"Kita patut berbangga bahwa kita dapat menyaksikan keberhasilan anak bangsa yang dapat mewujudkan pembuatan bioavtur atau J2.4 yang juga telah diuji terbangkan dengan menggunakan pesawat CN235-220 milik PT Dirgantara Indonesia," kata Airlangga dalam keterangan resmi, Kamis, 7 Oktober 2021.
Keberhasilan tersebut, lanjutnya, diharapkan dapat menjadi langkah awal bagi peningkatan kontribusi biofuel bagi sektor transportasi udara, penguatan ketahanan energi nasional, serta peningkatan kesejahteraan masyarakat.
Di sisi lain, keberhasilan uji terbang bioavtur memberikan kepercayaan tinggi terhadap kemampuan Indonesia dalam memanfaatkan sumber daya domestik, khususnya minyak sawit, untuk membangun kemandirian energi nasional.
"Melalui terobosan ini diharapkan dapat berdampak pada pengurangan ketergantungan energi dari impor, sehingga dapat mendorong pertumbuhan ekonomi," ujar Airlangga.
Berdasarkan potensi pasar Bioavtur J2.4 yang dapat mencapai sekitar Rp1,1 triliun per tahun, inovasi tersebut perlu didukung dengan kebijakan fiskal, baik melalui kebijakan perpajakan maupun dana riset dalam rangka peningkatan keekonomian Bioavtur J2.4.

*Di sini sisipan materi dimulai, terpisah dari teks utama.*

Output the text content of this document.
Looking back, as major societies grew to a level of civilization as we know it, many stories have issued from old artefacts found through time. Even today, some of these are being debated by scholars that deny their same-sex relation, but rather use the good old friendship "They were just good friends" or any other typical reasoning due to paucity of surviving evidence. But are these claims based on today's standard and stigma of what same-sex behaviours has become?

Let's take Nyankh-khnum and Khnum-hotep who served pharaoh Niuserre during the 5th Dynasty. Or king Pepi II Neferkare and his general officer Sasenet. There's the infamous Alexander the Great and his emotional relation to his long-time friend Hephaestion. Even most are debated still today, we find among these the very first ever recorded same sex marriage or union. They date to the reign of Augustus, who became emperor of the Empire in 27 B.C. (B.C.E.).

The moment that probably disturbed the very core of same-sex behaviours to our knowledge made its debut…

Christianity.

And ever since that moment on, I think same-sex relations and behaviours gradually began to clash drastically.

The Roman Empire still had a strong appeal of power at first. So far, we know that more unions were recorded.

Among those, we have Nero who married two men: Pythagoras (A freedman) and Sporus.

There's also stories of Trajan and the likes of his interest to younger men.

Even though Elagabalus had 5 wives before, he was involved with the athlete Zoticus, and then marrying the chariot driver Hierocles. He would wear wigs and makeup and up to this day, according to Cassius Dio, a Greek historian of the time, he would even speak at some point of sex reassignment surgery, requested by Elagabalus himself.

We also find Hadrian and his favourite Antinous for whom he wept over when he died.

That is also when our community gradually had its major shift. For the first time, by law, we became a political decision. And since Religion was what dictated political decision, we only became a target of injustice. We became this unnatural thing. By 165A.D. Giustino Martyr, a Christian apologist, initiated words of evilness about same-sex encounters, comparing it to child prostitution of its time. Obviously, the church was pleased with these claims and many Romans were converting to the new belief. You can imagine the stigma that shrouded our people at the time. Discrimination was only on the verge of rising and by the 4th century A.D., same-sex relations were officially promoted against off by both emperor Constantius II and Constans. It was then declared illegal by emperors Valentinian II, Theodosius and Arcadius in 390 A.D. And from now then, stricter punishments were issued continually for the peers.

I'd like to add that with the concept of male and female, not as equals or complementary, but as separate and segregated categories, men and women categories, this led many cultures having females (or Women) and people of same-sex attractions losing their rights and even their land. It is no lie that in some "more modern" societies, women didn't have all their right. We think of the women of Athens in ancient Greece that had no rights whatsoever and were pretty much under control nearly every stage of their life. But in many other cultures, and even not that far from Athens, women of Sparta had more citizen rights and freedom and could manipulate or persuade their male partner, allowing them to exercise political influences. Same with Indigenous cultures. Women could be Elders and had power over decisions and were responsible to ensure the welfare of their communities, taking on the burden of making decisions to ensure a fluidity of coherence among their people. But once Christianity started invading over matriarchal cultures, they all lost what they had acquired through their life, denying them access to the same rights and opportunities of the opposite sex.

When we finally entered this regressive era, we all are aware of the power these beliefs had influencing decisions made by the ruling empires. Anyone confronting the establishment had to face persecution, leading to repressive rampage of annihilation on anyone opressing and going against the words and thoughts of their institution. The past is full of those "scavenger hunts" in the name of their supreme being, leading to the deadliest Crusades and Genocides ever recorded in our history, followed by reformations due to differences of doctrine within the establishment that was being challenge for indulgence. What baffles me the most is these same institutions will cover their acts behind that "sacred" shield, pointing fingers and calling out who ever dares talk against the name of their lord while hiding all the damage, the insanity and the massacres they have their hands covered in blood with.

Ia berharap ke depannya Bioavtur J2.4 juga dapat diujiterbangkan pada pesawat-pesawat komersial sehingga potensi pasar bahan bakar hasil inovasi anak bangsa dapat terus dikembangkan.
"Upaya pemerintah dalam pengembangan J2.4, keberhasilan katalis merah putih dan keberhasilan uji terbang J2.4, merupakan momentum yang perlu dikomunikasikan dan mendapat perhatian dari semua stakeholders terkait serta masyarakat luas,” terang dia.
Indonesia sebagai produsen terbesar kelapa sawit menguasai sekitar 55 persen pangsa pasar sawit dunia. Dibandingkan komoditas pesaing lainnya, produksi kelapa sawit lebih efisien dan produktivitas yang lebih tinggi dalam pemanfaatan lahan.
Sebagai perbandingan, untuk menghasilkan satu ton minyak sawit hanya membutuhkan lahan 0,3 hektar (ha), sedangkan rapeseed oil membutuhkan lahan seluas 1,3 ha, sunflower oil seluas 1,5 ha, dan soybean oil seluas 2,2 ha.
Oleh karena itu, pemerintah berkomitmen untuk mendukung program B30 pada 2021 dengan target alokasi penyaluran sebesar 9,2 juta kiloliter. Program B30 telah berkontribusi dalam upaya penurunan emisi Gas Rumah Kaca (GRK) untuk sekitar 23,3 juta ton karbon dioksida (CO2) pada 2020. Program tersebut juga berdampak positif pada penghematan devisa negara dengan pengurangan impor solar sebesar kurang lebih USD8 miliar.
"Hal ini bertujuan untuk menjaga stabilitas harga CPO. Dengan kebijakan tersebut, target 23 persen bauran energi yang berasal dari Energi Baru Terbarukan pada 2025 sebagaimana ditetapkan dalam Kebijakan Energi Nasional akan dapat tercapai," pungkasnya.